Forex: What do you know about it?

Currency trading, also called forex (or FX) or foreign exchange, is a method of comparing two currencies. Taking USD GBP as an example, the rate is 0.66, which means that 1 US Dollar (USD) costs 0.66 British Pound (GBP).

Taking part in Forex means checking whether the American dollar increases in value when compared to the GBP.

In the event of a price drop (for instance: from 0.66 to 0.64), the USD is in a descending position. The USD’s price against the GBP increases if the price moves higher (for example, from 0.66 to 0.69).

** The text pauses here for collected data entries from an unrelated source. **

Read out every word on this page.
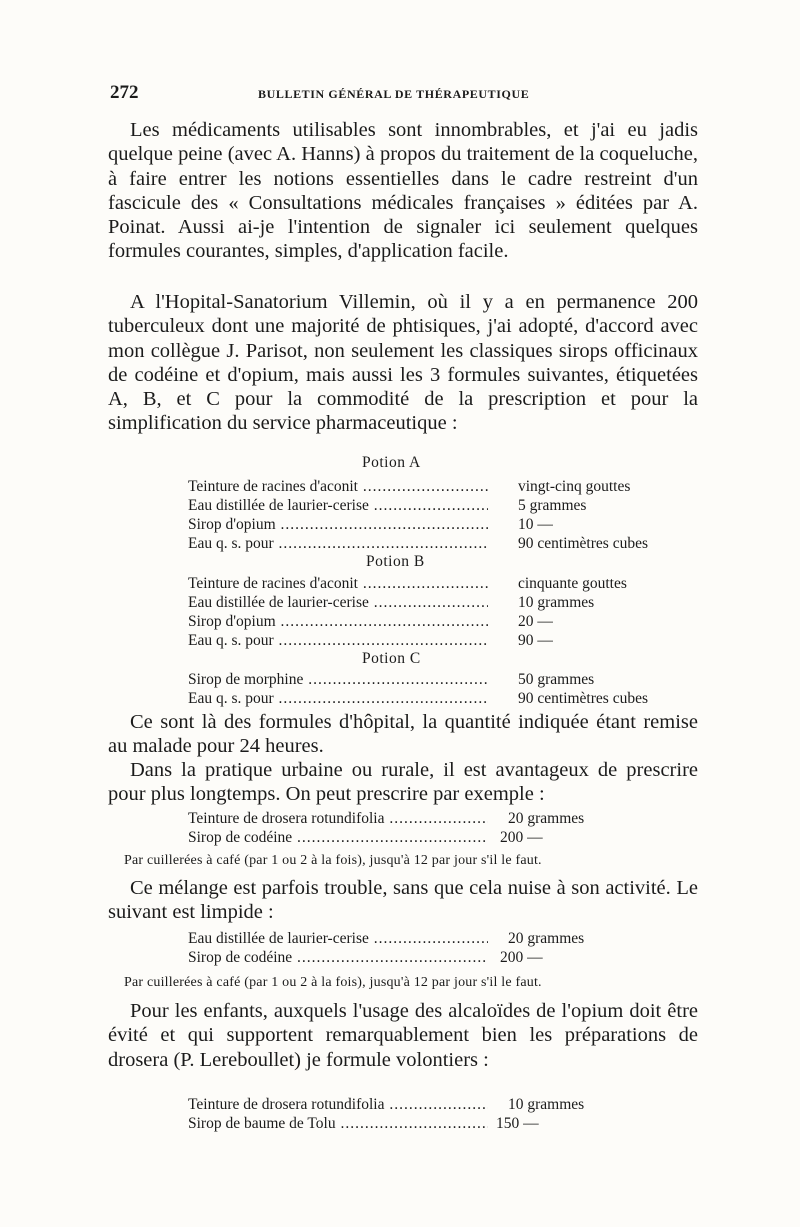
272	BULLETIN GÉNÉRAL DE THÉRAPEUTIQUE

Les médicaments utilisables sont innombrables, et j'ai eu jadis quelque peine (avec A. Hanns) à propos du traitement de la coqueluche, à faire entrer les notions essentielles dans le cadre restreint d'un fascicule des « Consultations médicales françaises » éditées par A. Poinat. Aussi ai-je l'intention de signaler ici seulement quelques formules courantes, simples, d'application facile.

A l'Hopital-Sanatorium Villemin, où il y a en permanence 200 tuberculeux dont une majorité de phtisiques, j'ai adopté, d'accord avec mon collègue J. Parisot, non seulement les classiques sirops officinaux de codéine et d'opium, mais aussi les 3 formules suivantes, étiquetées A, B, et C pour la commodité de la prescription et pour la simplification du service pharmaceutique :

Potion A
Teinture de racines d'aconit .....	vingt-cinq gouttes
Eau distillée de laurier-cerise .....	5 grammes
Sirop d'opium .....	10 —
Eau q. s. pour .....	90 centimètres cubes
Potion B
Teinture de racines d'aconit .....	cinquante gouttes
Eau distillée de laurier-cerise .....	10 grammes
Sirop d'opium .....	20 —
Eau q. s. pour .....	90 —
Potion C
Sirop de morphine .....	50 grammes
Eau q. s. pour .....	90 centimètres cubes

Ce sont là des formules d'hôpital, la quantité indiquée étant remise au malade pour 24 heures.

Dans la pratique urbaine ou rurale, il est avantageux de prescrire pour plus longtemps. On peut prescrire par exemple :

Teinture de drosera rotundifolia .....	20 grammes
Sirop de codéine .....	200 —
Par cuillerées à café (par 1 ou 2 à la fois), jusqu'à 12 par jour s'il le faut.

Ce mélange est parfois trouble, sans que cela nuise à son activité. Le suivant est limpide :

Eau distillée de laurier-cerise .....	20 grammes
Sirop de codéine .....	200 —
Par cuillerées à café (par 1 ou 2 à la fois), jusqu'à 12 par jour s'il le faut.

Pour les enfants, auxquels l'usage des alcaloïdes de l'opium doit être évité et qui supportent remarquablement bien les préparations de drosera (P. Lereboullet) je formule volontiers :

Teinture de drosera rotundifolia .....	10 grammes
Sirop de baume de Tolu .....	150 —
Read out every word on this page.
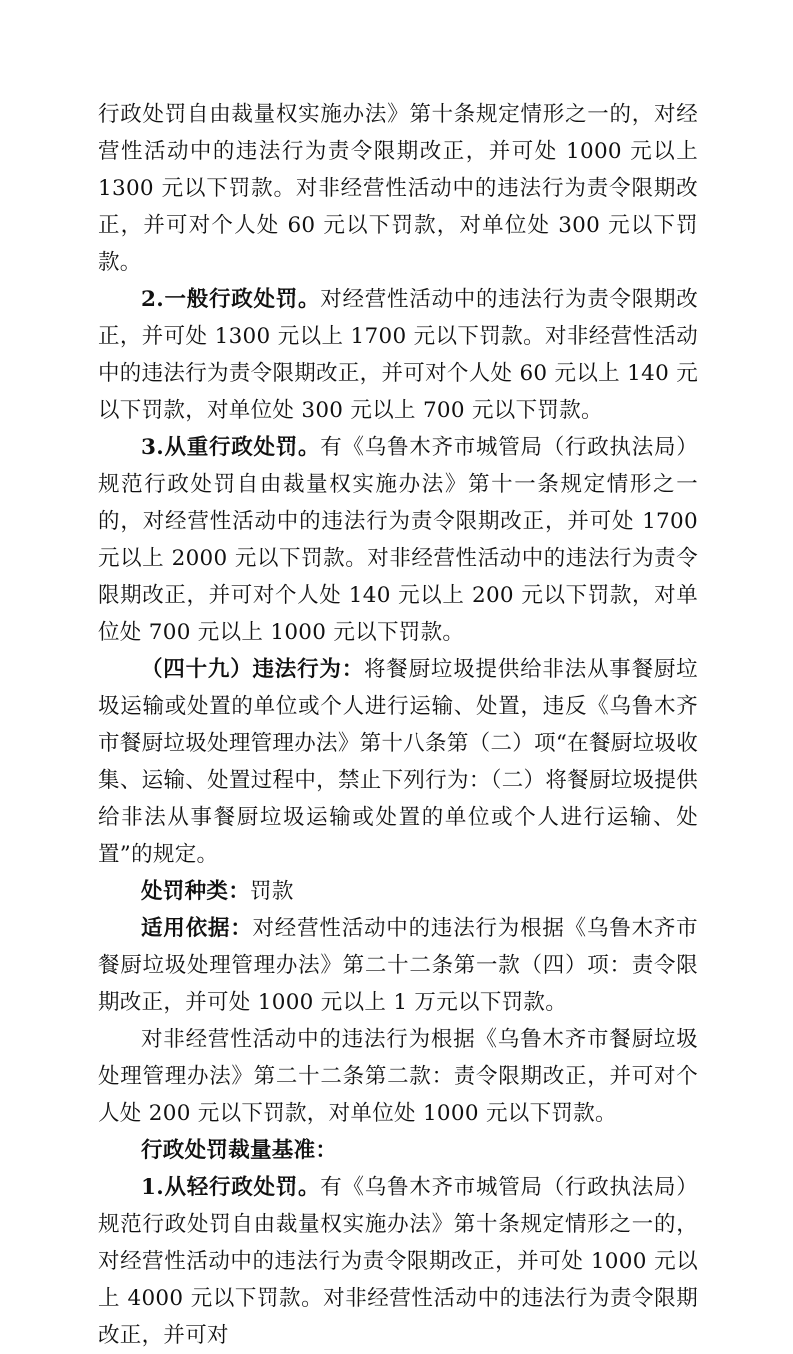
行政处罚自由裁量权实施办法》第十条规定情形之一的，对经营性活动中的违法行为责令限期改正，并可处 1000 元以上 1300 元以下罚款。对非经营性活动中的违法行为责令限期改正，并可对个人处 60 元以下罚款，对单位处 300 元以下罚款。

2.一般行政处罚。对经营性活动中的违法行为责令限期改正，并可处 1300 元以上 1700 元以下罚款。对非经营性活动中的违法行为责令限期改正，并可对个人处 60 元以上 140 元以下罚款，对单位处 300 元以上 700 元以下罚款。

3.从重行政处罚。有《乌鲁木齐市城管局（行政执法局）规范行政处罚自由裁量权实施办法》第十一条规定情形之一的，对经营性活动中的违法行为责令限期改正，并可处 1700 元以上 2000 元以下罚款。对非经营性活动中的违法行为责令限期改正，并可对个人处 140 元以上 200 元以下罚款，对单位处 700 元以上 1000 元以下罚款。

（四十九）违法行为：将餐厨垃圾提供给非法从事餐厨垃圾运输或处置的单位或个人进行运输、处置，违反《乌鲁木齐市餐厨垃圾处理管理办法》第十八条第（二）项“在餐厨垃圾收集、运输、处置过程中，禁止下列行为：（二）将餐厨垃圾提供给非法从事餐厨垃圾运输或处置的单位或个人进行运输、处置”的规定。

处罚种类：罚款

适用依据：对经营性活动中的违法行为根据《乌鲁木齐市餐厨垃圾处理管理办法》第二十二条第一款（四）项：责令限期改正，并可处 1000 元以上 1 万元以下罚款。

对非经营性活动中的违法行为根据《乌鲁木齐市餐厨垃圾处理管理办法》第二十二条第二款：责令限期改正，并可对个人处 200 元以下罚款，对单位处 1000 元以下罚款。

行政处罚裁量基准：

1.从轻行政处罚。有《乌鲁木齐市城管局（行政执法局）规范行政处罚自由裁量权实施办法》第十条规定情形之一的，对经营性活动中的违法行为责令限期改正，并可处 1000 元以上 4000 元以下罚款。对非经营性活动中的违法行为责令限期改正，并可对
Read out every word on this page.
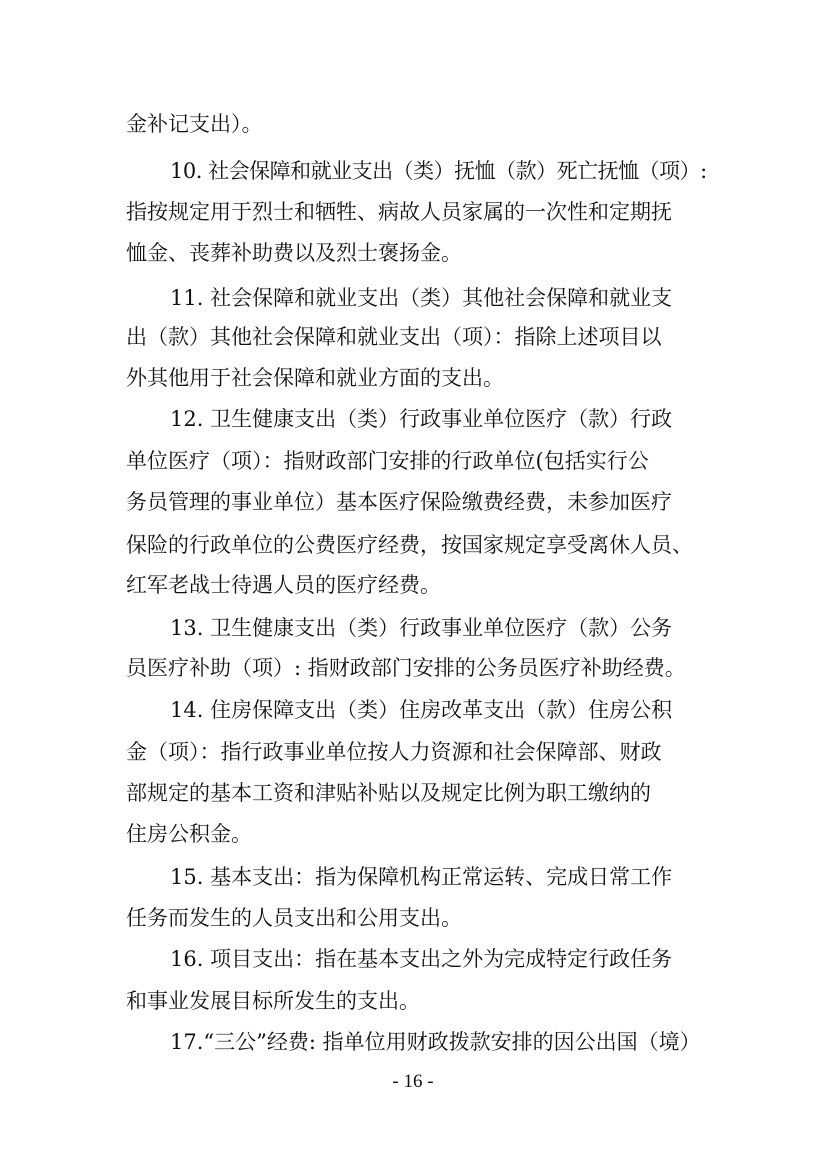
金补记支出）。

10. 社会保障和就业支出（类）抚恤（款）死亡抚恤（项）:

指按规定用于烈士和牺牲、病故人员家属的一次性和定期抚

恤金、丧葬补助费以及烈士褒扬金。

11. 社会保障和就业支出（类）其他社会保障和就业支

出（款）其他社会保障和就业支出（项）：指除上述项目以

外其他用于社会保障和就业方面的支出。

12. 卫生健康支出（类）行政事业单位医疗（款）行政

单位医疗（项）：指财政部门安排的行政单位(包括实行公

务员管理的事业单位）基本医疗保险缴费经费，未参加医疗

保险的行政单位的公费医疗经费，按国家规定享受离休人员、

红军老战士待遇人员的医疗经费。

13. 卫生健康支出（类）行政事业单位医疗（款）公务

员医疗补助（项）: 指财政部门安排的公务员医疗补助经费。

14. 住房保障支出（类）住房改革支出（款）住房公积

金（项）：指行政事业单位按人力资源和社会保障部、财政

部规定的基本工资和津贴补贴以及规定比例为职工缴纳的

住房公积金。

15. 基本支出：指为保障机构正常运转、完成日常工作

任务而发生的人员支出和公用支出。

16. 项目支出：指在基本支出之外为完成特定行政任务

和事业发展目标所发生的支出。

17.“三公”经费: 指单位用财政拨款安排的因公出国（境）

- 16 -
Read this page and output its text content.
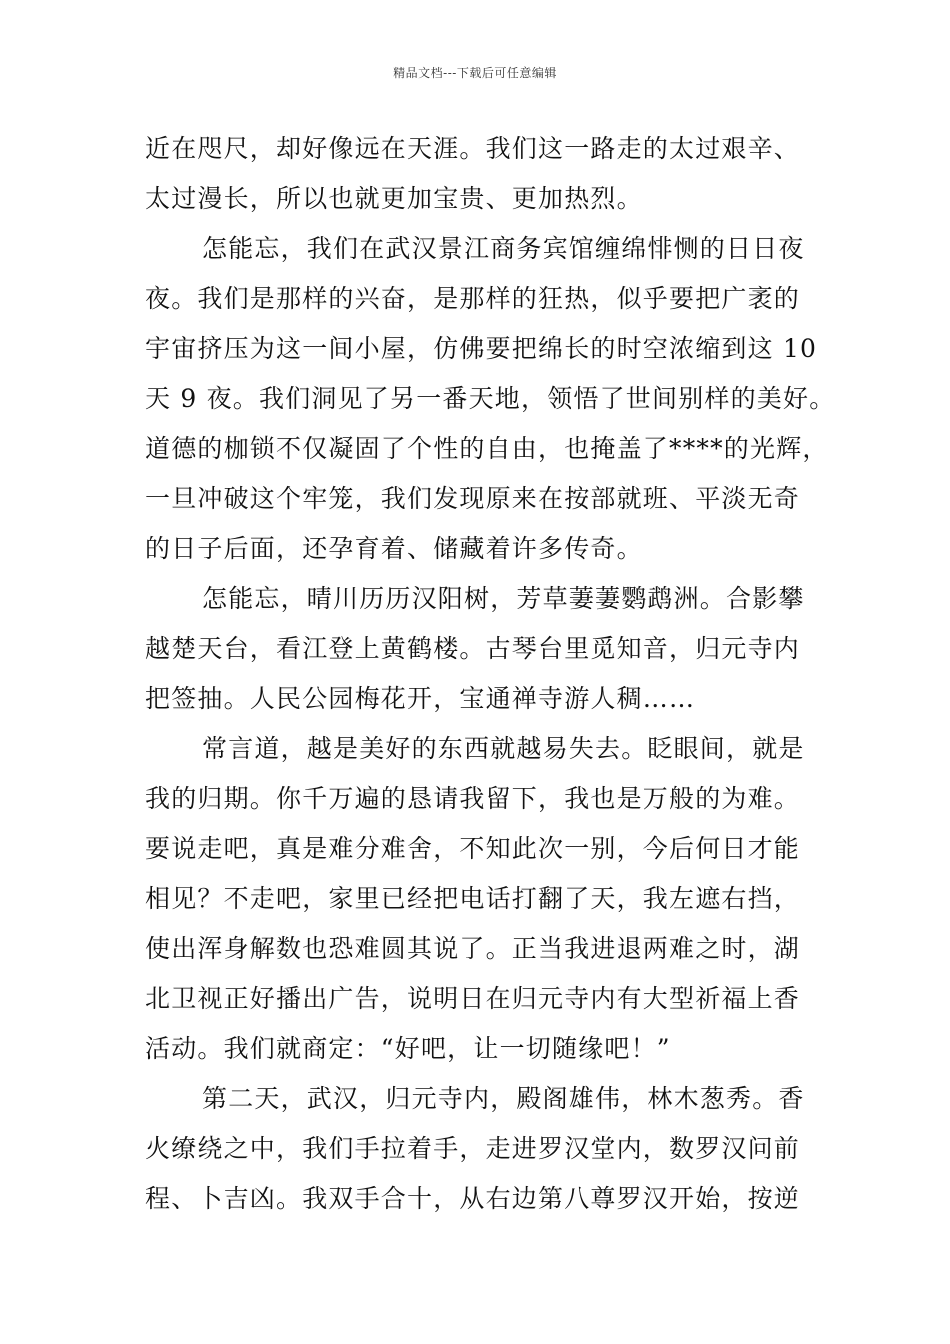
精品文档---下载后可任意编辑
近在咫尺，却好像远在天涯。我们这一路走的太过艰辛、
太过漫长，所以也就更加宝贵、更加热烈。
怎能忘，我们在武汉景江商务宾馆缠绵悱恻的日日夜
夜。我们是那样的兴奋，是那样的狂热，似乎要把广袤的
宇宙挤压为这一间小屋，仿佛要把绵长的时空浓缩到这 10
天 9 夜。我们洞见了另一番天地，领悟了世间别样的美好。
道德的枷锁不仅凝固了个性的自由，也掩盖了****的光辉，
一旦冲破这个牢笼，我们发现原来在按部就班、平淡无奇
的日子后面，还孕育着、储藏着许多传奇。
怎能忘，晴川历历汉阳树，芳草萋萋鹦鹉洲。合影攀
越楚天台，看江登上黄鹤楼。古琴台里觅知音，归元寺内
把签抽。人民公园梅花开，宝通禅寺游人稠……
常言道，越是美好的东西就越易失去。眨眼间，就是
我的归期。你千万遍的恳请我留下，我也是万般的为难。
要说走吧，真是难分难舍，不知此次一别，今后何日才能
相见？不走吧，家里已经把电话打翻了天，我左遮右挡，
使出浑身解数也恐难圆其说了。正当我进退两难之时，湖
北卫视正好播出广告，说明日在归元寺内有大型祈福上香
活动。我们就商定：“好吧，让一切随缘吧！”
第二天，武汉，归元寺内，殿阁雄伟，林木葱秀。香
火缭绕之中，我们手拉着手，走进罗汉堂内，数罗汉问前
程、卜吉凶。我双手合十，从右边第八尊罗汉开始，按逆
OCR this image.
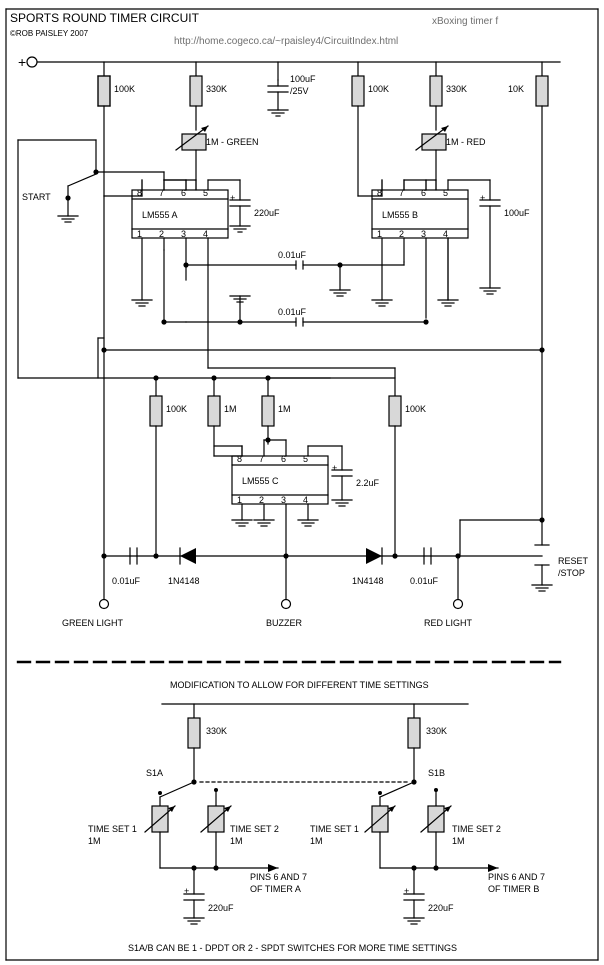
SPORTS ROUND TIMER CIRCUIT
©ROB PAISLEY 2007
xBoxing timer f
http://home.cogeco.ca/~rpaisley4/CircuitIndex.html
+
100K	330K	100K	330K	10K
100uF
/25V
1M - GREEN	1M - RED
8 7 6 5
LM555 A
1 2 3 4
220uF
+	8 7 6 5
LM555 B
1 2 3 4
100uF
+
START
0.01uF
0.01uF
100K	1M	1M	100K
8 7 6 5
LM555 C
1 2 3 4
2.2uF
+
0.01uF	1N4148	1N4148	0.01uF
RESET
/STOP
GREEN LIGHT	BUZZER	RED LIGHT
MODIFICATION TO ALLOW FOR DIFFERENT TIME SETTINGS
330K	330K
S1A	S1B
TIME SET 1
1M
TIME SET 2
1M
TIME SET 1
1M
TIME SET 2
1M
220uF
+
220uF
+
PINS 6 AND 7
OF TIMER A
PINS 6 AND 7
OF TIMER B
S1A/B CAN BE 1 - DPDT OR 2 - SPDT SWITCHES FOR MORE TIME SETTINGS
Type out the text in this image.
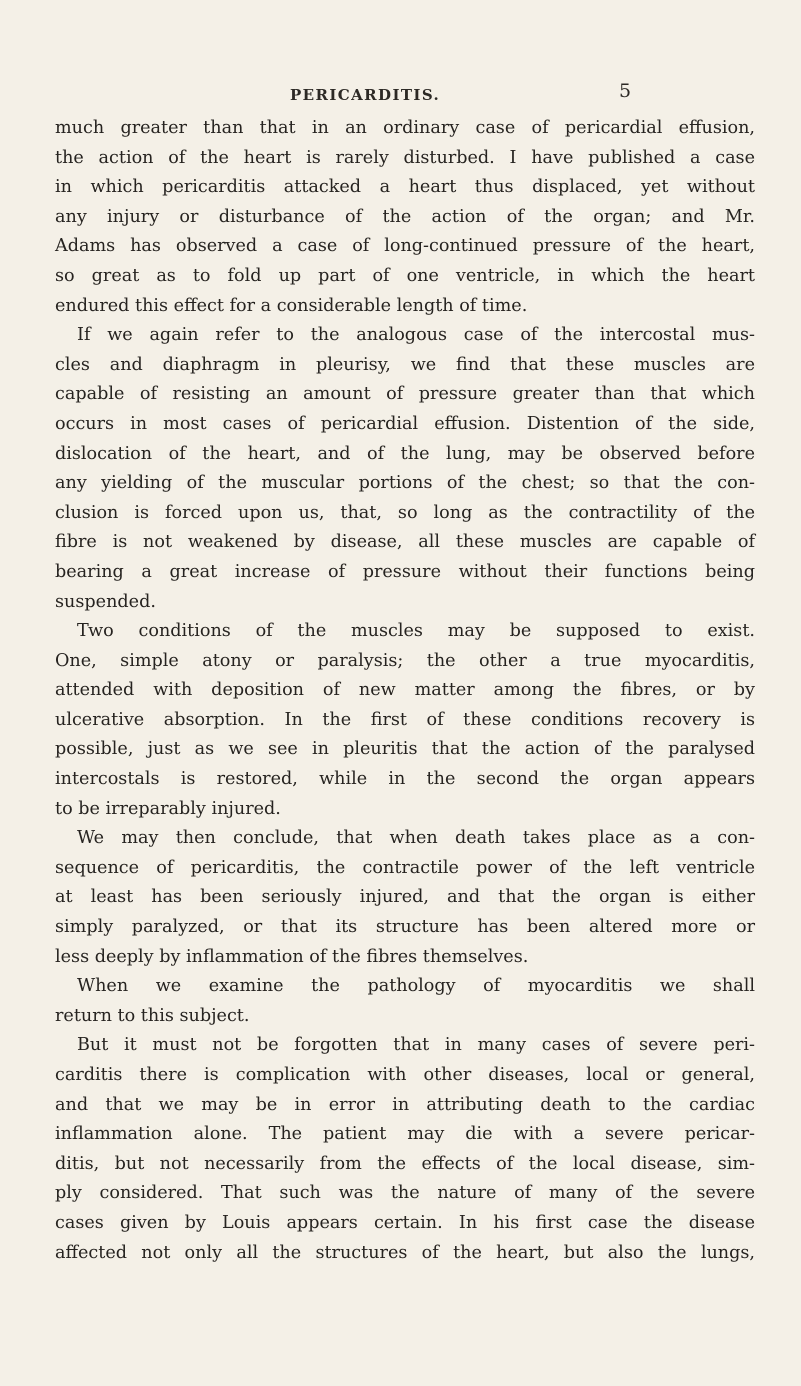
PERICARDITIS.	5
much greater than that in an ordinary case of pericardial effusion,
the action of the heart is rarely disturbed. I have published a case
in which pericarditis attacked a heart thus displaced, yet without
any injury or disturbance of the action of the organ; and Mr.
Adams has observed a case of long-continued pressure of the heart,
so great as to fold up part of one ventricle, in which the heart
endured this effect for a considerable length of time.
If we again refer to the analogous case of the intercostal mus-
cles and diaphragm in pleurisy, we find that these muscles are
capable of resisting an amount of pressure greater than that which
occurs in most cases of pericardial effusion. Distention of the side,
dislocation of the heart, and of the lung, may be observed before
any yielding of the muscular portions of the chest; so that the con-
clusion is forced upon us, that, so long as the contractility of the
fibre is not weakened by disease, all these muscles are capable of
bearing a great increase of pressure without their functions being
suspended.
Two conditions of the muscles may be supposed to exist.
One, simple atony or paralysis; the other a true myocarditis,
attended with deposition of new matter among the fibres, or by
ulcerative absorption. In the first of these conditions recovery is
possible, just as we see in pleuritis that the action of the paralysed
intercostals is restored, while in the second the organ appears
to be irreparably injured.
We may then conclude, that when death takes place as a con-
sequence of pericarditis, the contractile power of the left ventricle
at least has been seriously injured, and that the organ is either
simply paralyzed, or that its structure has been altered more or
less deeply by inflammation of the fibres themselves.
When we examine the pathology of myocarditis we shall
return to this subject.
But it must not be forgotten that in many cases of severe peri-
carditis there is complication with other diseases, local or general,
and that we may be in error in attributing death to the cardiac
inflammation alone. The patient may die with a severe pericar-
ditis, but not necessarily from the effects of the local disease, sim-
ply considered. That such was the nature of many of the severe
cases given by Louis appears certain. In his first case the disease
affected not only all the structures of the heart, but also the lungs,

Often you will hear the terms “long” and “short”: In this case, “long” refers to the USD, and “short” refers to the GBP, because it stated its price in USD.

The term “the major” refers to the dominant global currency pairs, such as the AUDUSD, the USDJPY, the EURUSD, the USDCAD, the USDCHF, and the GBPUSD. They are all different currencies based on the Dollar. Cross-currency pairs are currencies that are not based on dollars.

Foreign exchange does not function as a real transaction involving physical currency. The entire process of transition and swapping takes place over the Internet. Only speculation with currencies is possible on this market. Globally there are approximately 4 trillion dollars traded each day, however, the assets are traded in many different ways: futures, forwards, currency exchange, and so on.

During the work week, forex trading is continuously active, but on weekends it takes a break.